= Banshkhali carnage =

Banshkhali carnage was a targeted killing of 11 members of a Hindu family to grab their land in Bangladesh. There has been no verdict in the criminal case filled over the incident. The accused in the case include politicians of Bangladesh Nationalist Party.

== History ==

On 18 November 2003, some individuals set fire to the house of Tejendra Lal Sheel using gunpowder killing 11 members of family including six children. The house was located in Sheelpara, Sadhonpur village, Banshkhali Upazila, Chittagong District, Bangladesh. It is 30 miles from Chittagong, Bangladesh's second largest city. Bangladesh police initially described the case as "just another robbery". The incident outrage across Bangladesh. The family members did not believe it was a simple case of robbery. The accused intimidated Tejendra for while before the arson as they sought to take over his property.

On 10 March 2004, police arrested a number of individuals related to the case. One of the accused, Mahbub, said they followed orders from Mokhtar and shut down the doors and windows of the house while Rubel set fire to it. He said they had been hired by the nephew of a State Minister and a local Union chairman to set the building on fire. Dr Bimal Sheel, Tejendra Lal Sheel's son and survivor of the fire, started legal proceedings over the fire. He has not received support from the government of Bangladesh and has had to bourn the significant legal costs. General Secretary of Bangladesh Hindu Buddhist Christian Unity Council Rana Dasgupta has been a vocal supporter of Sheel and campaigned for a verdict in the case.

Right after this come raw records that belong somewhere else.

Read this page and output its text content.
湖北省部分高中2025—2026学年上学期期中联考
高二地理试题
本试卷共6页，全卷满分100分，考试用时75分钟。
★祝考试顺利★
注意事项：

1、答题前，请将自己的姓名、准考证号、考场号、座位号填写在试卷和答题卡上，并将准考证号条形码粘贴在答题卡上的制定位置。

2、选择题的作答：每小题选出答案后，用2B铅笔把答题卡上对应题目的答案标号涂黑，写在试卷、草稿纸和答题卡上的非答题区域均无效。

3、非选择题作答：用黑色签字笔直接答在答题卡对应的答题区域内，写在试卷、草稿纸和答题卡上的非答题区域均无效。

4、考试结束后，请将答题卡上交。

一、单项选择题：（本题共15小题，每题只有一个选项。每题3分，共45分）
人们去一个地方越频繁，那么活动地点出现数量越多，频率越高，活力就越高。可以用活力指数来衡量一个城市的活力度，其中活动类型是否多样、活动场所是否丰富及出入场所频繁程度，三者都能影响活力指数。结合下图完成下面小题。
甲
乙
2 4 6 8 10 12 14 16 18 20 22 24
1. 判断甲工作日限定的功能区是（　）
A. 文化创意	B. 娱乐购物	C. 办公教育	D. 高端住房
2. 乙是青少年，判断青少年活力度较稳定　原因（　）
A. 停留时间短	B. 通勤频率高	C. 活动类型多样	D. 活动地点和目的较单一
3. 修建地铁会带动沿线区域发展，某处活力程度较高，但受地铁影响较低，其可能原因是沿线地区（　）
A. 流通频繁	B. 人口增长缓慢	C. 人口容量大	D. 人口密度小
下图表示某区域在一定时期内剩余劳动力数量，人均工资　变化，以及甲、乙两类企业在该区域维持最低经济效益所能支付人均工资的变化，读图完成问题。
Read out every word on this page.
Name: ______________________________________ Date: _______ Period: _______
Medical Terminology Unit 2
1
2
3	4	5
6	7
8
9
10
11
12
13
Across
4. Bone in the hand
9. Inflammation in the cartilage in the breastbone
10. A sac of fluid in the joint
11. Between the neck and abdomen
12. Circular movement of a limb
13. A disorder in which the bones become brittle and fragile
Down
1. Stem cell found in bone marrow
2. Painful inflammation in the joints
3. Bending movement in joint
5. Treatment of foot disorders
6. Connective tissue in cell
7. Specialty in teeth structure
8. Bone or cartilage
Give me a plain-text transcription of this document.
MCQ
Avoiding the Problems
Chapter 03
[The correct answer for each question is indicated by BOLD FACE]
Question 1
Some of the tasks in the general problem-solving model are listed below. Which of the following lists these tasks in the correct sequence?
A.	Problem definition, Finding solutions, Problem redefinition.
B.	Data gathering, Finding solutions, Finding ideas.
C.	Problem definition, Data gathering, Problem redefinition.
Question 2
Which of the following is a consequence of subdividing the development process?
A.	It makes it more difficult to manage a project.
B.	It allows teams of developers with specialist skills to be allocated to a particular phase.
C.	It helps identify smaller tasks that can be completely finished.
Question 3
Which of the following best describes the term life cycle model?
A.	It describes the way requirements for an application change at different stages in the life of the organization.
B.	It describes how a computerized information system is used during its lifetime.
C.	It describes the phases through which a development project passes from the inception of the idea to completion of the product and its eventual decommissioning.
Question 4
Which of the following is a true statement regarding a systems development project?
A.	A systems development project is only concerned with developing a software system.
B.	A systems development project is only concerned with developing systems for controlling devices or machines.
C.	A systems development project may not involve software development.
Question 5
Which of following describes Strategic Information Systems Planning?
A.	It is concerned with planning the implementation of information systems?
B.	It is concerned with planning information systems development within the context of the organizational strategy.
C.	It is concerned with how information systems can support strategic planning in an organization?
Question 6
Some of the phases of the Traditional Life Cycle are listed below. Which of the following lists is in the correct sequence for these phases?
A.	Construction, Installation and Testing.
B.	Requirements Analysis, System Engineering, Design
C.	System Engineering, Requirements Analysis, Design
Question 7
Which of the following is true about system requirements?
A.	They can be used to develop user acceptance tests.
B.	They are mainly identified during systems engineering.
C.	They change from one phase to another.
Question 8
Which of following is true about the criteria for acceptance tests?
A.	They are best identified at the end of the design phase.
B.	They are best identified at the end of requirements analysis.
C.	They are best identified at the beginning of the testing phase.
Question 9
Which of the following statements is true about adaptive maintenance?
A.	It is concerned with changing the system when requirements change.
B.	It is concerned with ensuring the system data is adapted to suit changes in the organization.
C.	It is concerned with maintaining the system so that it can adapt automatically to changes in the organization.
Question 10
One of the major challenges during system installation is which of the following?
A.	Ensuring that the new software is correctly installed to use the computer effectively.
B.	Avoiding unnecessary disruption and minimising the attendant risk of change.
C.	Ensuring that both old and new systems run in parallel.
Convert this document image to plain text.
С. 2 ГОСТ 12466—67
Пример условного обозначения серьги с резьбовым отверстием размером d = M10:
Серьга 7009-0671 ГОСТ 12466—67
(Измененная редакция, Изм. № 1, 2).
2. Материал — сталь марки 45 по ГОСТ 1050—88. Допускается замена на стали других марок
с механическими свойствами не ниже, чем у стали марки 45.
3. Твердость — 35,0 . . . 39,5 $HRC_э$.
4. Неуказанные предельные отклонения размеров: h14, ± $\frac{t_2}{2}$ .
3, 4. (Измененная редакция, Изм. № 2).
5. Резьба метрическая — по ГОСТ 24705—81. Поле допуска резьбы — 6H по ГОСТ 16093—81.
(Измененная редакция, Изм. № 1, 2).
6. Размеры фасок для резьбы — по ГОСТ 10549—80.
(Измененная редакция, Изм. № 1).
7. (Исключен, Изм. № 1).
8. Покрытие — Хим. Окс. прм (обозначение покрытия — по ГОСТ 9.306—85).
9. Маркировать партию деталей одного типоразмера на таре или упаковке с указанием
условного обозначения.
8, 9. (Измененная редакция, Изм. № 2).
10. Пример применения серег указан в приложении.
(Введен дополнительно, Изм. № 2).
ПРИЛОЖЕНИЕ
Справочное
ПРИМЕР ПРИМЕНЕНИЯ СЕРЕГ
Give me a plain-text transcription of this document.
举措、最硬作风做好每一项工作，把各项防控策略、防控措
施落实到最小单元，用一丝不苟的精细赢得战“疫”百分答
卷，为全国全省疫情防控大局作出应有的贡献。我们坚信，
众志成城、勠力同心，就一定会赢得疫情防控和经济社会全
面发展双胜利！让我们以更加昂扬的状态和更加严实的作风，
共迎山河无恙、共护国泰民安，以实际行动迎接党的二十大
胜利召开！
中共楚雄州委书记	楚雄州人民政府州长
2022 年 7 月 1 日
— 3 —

Assistant superintendent of police Clarence Gomez did not include Aminur Rahman Chowdhury in the initial charge sheet filed on 14 December 2005 which was challenged by Dr. Bimal Sheel in a Chittagong court. The court ordered additional probes and a new charge sheet was submitted on 27 November 2007 by Assistant superintendent of police Shafiqur Rahman. This charge sheet was also challenged in court by Dr Bimal Sheel. A new charge sheet was created by Assistant superintendent of police Khurshid Jamil of the Criminal Investigation Department (CID), where the case was transferred from Bangladesh Police.

Assistant superintendent of police Hla Ching Pru filed a case in January 2011 charging 38 individuals with arson, looting, and murder. The prosecutor added the charge of murder with motive to grab property. 17 of the accused are on bail and 19 are currently fugitives.

In May 2012, court proceedings in the Banshakhali carnage case began. It was momentarily transferred to the Speedy Trial Tribunal but returned to the regular court after failing to get a verdict within the stipulated time. On 6 June 2012, accused Aminul Haq alias Amin Chairman was arrested by Bangladesh Police from Banshkhali upazila. One of the accused, Aminur Rahman Chowdhury, is a politician of Bangladesh Nationalist Party, then the party in power, and president of its Kalipur union unit. Aminur Rahman Chowdhury's cousin, Jafrul Islam Chowdhury, was a member of parliament and the state minister for environment and forest. On 24 February 2014, Nirmal Shil, a prosecution witnesses testified in court that the arson was preplanned as part of an attempt to grab the victim's property.

As of November 2021, the trial in the case has not been completed. Rana Dasgupta, general secretary of the Hindu Buddhist Christian Unity Council, described the delay as part of the impunity that surrounds cases on attacks on religious minorities.